2 min read

Data 0 - what data is

John Snow's map of 1854 London cholera outbreak

What is data?

The famous map above presents data about where people had died in the 1854 London cholera outbreak. This insightful compilation of data about who had died over layed on a map of where they had lived provided the knowledge necessary to determine the root cause of the outbreak. John Snow, the progenitor of the map and the father of modern epidemiology, successfully refuted (eventually) the prevailing idea at the time that the London fog was to blame. Rather, his map data indicated the outbreak to be due to a single water pump, whose handle removal likely prevented many more deaths. As you can see, even simple data can be quite powerful in the applications of human health.

In practice, data can be many things, from a count of ill patients, to a 1 or 0 (Boolean) as  found in medication administration records indicating administered or not, or even a lengthy piece of text, like a provider's note.

# python
# TEXT OR STRING DATA

data1 = "Meropenem"
print(data1)

#--> Meropenem

data2 = 90.0
print(data2)

#--> 98.6

You can interact with data to generate new data.

# python
# NUMERIC DATA

height_m = 1.8
weight_kg = 100.0
bmi = weight_kg / (height_m) ** 2.0
print(bmi)

#--> 30.86

You can also parse complex data to generate new data.

# perl

my $data = "Clinical presentation of GERD, however biopsy 
indicates EoE given 17 eos/hpf on pathology report.";
if ($data =~ m/([0-9]*)\seos\/hpf/gi)
    {
        print "$1\n";
    }

#--> 17

Data can be stored and queried.

# sql

INSERT INTO VITALS (COLLECTED_DT, COLLECTED_BY, VITAL, RECORDED_VAL)
VALUES ('2021-04-16 14:45:32', 'JAQUELINE YI', 'HR', '88');

SELECT COLLECTED_DT, VITAL, RECORDED_VAL
FROM VITALS
WHERE COLLECTED_BY = 'JAQUELINE YI';

#--> 2021-04-16 14:45:32, HR, 88

This is data...

And so is this...

So, how do you work with your data?

The first step is to understand what data type(s) you are working with.

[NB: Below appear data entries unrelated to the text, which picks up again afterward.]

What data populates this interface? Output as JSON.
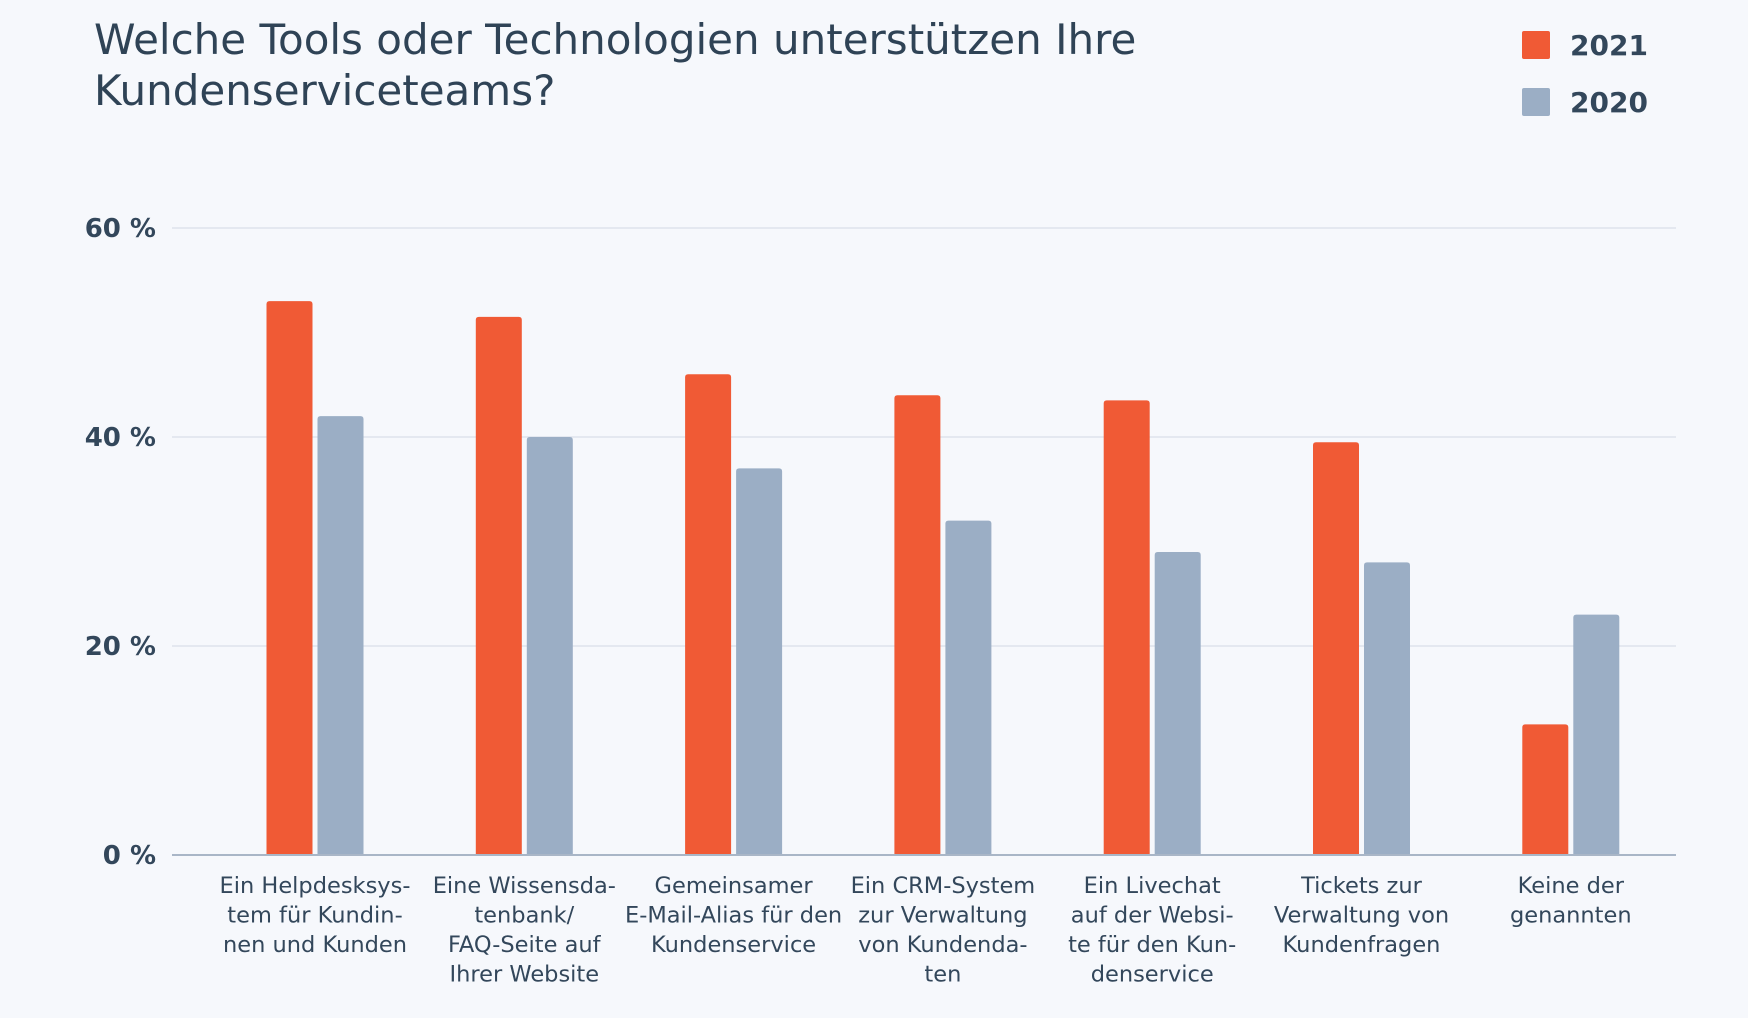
{
  "chart_data": {
    "type": "bar",
    "title": "Welche Tools oder Technologien unterstützen Ihre Kundenserviceteams?",
    "xlabel": "",
    "ylabel": "",
    "ylim": [
      0,
      60
    ],
    "yticks": [
      0,
      20,
      40,
      60
    ],
    "ytick_labels": [
      "0 %",
      "20 %",
      "40 %",
      "60 %"
    ],
    "grid": true,
    "legend_position": "top-right",
    "categories": [
      "Ein Helpdesksystem für Kundinnen und Kunden",
      "Eine Wissensdatenbank/ FAQ-Seite auf Ihrer Website",
      "Gemeinsamer E-Mail-Alias für den Kundenservice",
      "Ein CRM-System zur Verwaltung von Kundendaten",
      "Ein Livechat auf der Website für den Kundenservice",
      "Tickets zur Verwaltung von Kundenfragen",
      "Keine der genannten"
    ],
    "category_display_lines": [
      [
        "Ein Helpdesksys-",
        "tem für Kundin-",
        "nen und Kunden"
      ],
      [
        "Eine Wissensda-",
        "tenbank/",
        "FAQ-Seite auf",
        "Ihrer Website"
      ],
      [
        "Gemeinsamer",
        "E-Mail-Alias für den",
        "Kundenservice"
      ],
      [
        "Ein CRM-System",
        "zur Verwaltung",
        "von Kundenda-",
        "ten"
      ],
      [
        "Ein Livechat",
        "auf der Websi-",
        "te für den Kun-",
        "denservice"
      ],
      [
        "Tickets zur",
        "Verwaltung von",
        "Kundenfragen"
      ],
      [
        "Keine der",
        "genannten"
      ]
    ],
    "series": [
      {
        "name": "2021",
        "color": "#f05a35",
        "values": [
          53,
          51.5,
          46,
          44,
          43.5,
          39.5,
          12.5
        ]
      },
      {
        "name": "2020",
        "color": "#9baec5",
        "values": [
          42,
          40,
          37,
          32,
          29,
          28,
          23
        ]
      }
    ]
  },
  "colors": {
    "background": "#f6f8fc",
    "text": "#33475b",
    "grid": "#dde3ec",
    "axis": "#a9b6c7"
  }
}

With numeric data, you might be able to run it directly through some charting software to get a distribution of the values.  Perhaps it also has a datetime component with which you can do a timeseries analysis. Maybe you have imaging data, based on the type of modality you might need a particular viewer, such as with DICOM images. If your data is of a text variety, you might need to work with any number of tools including regular expressions, natural language processing, or machine learning. Chances are high that you are working with many types of data in healthcare. Therefore, you should be familiar with the intricacies of data types. Over the next several lessons, we'll cover most of the data types you might interact with.

So what is data? Well in short, it is a tool that leads to knowledge. But that is a piece of a larger pyramid that we will discuss soon.